My only issue is that I think the movie runs too long. This movie isn’t one that goes on forever, it clocks in at just under two hours, it’s just one that would have been better served by ending about twenty minutes earlier. There’s actually a scene I thought was going to be the ending as all the loose ends had been tied up and it would have even had a successful redemptive arc for one of the more despicable characters in this movie. But the movie decides to roll on after that and I would have been ok with that if it found something to do with that time. But instead it merely meanders until it gets to the real ending, which admittedly is still good and actually rather interesting. It did leave a sour taste in the mouth though as it is about 15 minutes where the film has to awkwardly movie pieces around to make that finale work.

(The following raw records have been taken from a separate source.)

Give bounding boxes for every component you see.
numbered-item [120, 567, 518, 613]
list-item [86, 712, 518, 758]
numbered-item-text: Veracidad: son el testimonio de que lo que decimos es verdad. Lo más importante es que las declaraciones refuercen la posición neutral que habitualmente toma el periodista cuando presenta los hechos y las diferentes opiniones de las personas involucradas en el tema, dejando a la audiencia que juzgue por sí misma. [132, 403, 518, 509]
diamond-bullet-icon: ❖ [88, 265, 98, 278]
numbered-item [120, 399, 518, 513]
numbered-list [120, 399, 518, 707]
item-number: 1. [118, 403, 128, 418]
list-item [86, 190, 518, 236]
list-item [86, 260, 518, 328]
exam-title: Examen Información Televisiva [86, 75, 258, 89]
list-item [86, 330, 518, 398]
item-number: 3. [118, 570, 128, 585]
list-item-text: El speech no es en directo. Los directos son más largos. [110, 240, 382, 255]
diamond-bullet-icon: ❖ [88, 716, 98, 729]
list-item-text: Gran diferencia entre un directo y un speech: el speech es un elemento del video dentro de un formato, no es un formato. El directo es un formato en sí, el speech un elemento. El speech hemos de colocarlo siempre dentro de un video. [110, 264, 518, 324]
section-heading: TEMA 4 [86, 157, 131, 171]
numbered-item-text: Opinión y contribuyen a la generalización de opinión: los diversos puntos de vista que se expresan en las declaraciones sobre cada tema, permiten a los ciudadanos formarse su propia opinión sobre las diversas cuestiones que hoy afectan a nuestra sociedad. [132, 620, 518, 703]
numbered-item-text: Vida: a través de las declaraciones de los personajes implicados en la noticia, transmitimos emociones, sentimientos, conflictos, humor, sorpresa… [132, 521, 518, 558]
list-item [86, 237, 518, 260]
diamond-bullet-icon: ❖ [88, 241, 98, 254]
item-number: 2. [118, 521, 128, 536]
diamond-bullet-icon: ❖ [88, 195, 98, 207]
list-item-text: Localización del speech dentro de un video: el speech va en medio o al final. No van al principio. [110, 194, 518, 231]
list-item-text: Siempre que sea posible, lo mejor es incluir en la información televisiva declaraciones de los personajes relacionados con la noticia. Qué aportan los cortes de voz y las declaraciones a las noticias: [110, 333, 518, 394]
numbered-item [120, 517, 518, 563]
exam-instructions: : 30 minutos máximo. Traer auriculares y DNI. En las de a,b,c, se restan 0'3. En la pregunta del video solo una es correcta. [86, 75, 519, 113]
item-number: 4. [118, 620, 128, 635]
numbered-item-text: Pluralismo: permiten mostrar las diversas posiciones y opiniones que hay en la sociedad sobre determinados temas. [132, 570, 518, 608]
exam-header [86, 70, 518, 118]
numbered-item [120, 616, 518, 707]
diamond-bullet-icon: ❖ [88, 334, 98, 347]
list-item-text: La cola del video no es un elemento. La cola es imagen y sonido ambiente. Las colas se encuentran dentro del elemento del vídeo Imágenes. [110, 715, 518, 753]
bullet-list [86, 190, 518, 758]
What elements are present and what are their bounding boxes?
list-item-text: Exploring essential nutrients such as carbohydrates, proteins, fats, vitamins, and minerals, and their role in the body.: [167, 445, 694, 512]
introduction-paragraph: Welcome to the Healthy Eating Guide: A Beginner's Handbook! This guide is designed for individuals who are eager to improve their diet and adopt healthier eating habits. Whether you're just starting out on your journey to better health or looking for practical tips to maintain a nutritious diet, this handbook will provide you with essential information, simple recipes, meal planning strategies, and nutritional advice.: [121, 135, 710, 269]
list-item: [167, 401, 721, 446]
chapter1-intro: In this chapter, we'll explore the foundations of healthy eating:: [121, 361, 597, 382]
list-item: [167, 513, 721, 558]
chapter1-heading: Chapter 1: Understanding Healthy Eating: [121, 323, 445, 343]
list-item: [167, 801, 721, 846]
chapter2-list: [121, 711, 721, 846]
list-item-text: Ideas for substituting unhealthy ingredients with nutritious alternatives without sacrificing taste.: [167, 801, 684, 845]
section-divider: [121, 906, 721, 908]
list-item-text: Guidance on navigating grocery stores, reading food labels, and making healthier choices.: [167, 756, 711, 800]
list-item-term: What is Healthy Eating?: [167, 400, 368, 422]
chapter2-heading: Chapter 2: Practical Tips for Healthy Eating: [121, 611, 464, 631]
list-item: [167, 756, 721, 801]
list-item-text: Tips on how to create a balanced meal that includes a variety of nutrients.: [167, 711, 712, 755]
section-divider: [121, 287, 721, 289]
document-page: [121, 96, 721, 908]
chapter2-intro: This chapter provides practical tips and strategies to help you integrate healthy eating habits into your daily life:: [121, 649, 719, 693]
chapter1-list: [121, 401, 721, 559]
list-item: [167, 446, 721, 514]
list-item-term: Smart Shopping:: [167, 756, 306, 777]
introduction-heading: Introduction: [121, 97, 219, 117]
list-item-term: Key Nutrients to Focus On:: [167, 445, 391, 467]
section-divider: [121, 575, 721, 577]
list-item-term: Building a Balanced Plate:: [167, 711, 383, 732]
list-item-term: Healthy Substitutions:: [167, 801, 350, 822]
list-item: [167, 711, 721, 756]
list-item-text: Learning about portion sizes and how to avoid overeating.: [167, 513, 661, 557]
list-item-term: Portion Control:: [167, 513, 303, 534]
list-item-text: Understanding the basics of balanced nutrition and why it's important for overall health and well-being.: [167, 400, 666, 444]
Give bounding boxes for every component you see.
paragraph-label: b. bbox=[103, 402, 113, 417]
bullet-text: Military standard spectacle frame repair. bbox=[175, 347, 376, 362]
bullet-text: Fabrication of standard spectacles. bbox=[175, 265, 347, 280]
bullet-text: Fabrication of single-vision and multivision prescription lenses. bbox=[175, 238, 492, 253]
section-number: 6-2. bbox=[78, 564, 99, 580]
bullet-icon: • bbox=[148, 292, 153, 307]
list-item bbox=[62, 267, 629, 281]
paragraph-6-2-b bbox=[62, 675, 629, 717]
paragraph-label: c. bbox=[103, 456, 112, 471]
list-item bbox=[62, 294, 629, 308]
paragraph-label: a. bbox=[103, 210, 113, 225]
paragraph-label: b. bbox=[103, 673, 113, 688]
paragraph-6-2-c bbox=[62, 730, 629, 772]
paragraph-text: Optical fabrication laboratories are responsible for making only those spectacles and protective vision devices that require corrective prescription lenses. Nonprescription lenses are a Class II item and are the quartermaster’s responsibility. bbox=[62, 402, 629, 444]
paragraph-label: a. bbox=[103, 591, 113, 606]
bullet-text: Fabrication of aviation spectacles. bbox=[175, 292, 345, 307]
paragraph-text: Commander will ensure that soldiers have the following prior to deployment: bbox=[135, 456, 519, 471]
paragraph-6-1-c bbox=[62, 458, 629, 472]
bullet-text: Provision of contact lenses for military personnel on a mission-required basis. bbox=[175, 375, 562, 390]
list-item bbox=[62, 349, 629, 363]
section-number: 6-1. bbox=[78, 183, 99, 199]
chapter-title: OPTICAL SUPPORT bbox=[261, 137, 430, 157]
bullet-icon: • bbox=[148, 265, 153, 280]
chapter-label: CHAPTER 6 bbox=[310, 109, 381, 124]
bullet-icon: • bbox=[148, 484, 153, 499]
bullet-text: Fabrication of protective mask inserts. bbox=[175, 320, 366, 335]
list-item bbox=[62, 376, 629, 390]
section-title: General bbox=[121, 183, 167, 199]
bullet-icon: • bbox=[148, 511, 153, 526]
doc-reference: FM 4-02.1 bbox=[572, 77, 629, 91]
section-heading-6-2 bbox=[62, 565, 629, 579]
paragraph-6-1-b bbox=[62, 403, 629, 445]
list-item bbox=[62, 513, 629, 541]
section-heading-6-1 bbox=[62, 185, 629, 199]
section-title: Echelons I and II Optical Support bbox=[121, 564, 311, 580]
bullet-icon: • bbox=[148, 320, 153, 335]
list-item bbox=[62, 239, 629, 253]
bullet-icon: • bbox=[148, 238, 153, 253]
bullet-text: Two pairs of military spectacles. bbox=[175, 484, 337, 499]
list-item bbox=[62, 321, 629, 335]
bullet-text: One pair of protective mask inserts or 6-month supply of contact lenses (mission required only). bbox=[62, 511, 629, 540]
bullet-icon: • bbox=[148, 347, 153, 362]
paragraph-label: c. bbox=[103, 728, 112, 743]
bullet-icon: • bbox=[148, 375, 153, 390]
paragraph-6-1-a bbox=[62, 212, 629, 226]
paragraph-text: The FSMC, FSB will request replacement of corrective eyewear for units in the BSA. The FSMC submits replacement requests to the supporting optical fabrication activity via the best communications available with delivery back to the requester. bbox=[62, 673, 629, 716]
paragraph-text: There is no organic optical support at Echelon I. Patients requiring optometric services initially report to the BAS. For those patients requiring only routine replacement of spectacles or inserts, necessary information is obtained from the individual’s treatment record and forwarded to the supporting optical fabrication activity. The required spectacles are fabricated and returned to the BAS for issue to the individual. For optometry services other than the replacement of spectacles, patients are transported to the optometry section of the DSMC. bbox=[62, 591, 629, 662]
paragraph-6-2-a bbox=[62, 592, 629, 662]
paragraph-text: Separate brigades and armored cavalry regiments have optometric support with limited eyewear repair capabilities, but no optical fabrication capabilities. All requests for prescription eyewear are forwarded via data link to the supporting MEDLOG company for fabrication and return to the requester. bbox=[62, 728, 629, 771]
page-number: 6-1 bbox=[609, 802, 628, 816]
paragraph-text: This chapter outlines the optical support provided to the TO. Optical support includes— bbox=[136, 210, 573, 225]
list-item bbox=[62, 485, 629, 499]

But despite that, Three Billboards Outside Ebbing, Missouri is still a very powerful movie about anger and how people use that emotion. It shows a woman being angry at the lack of closure over her dead daughter, a police force angry at being attacked, a town angry that someone attack one of its senior figures and all sorts of other reasons to be angry about. Yes it does run too long but that doesn’t stop the rest of the film being one of the most thought provoking pieces in recent times.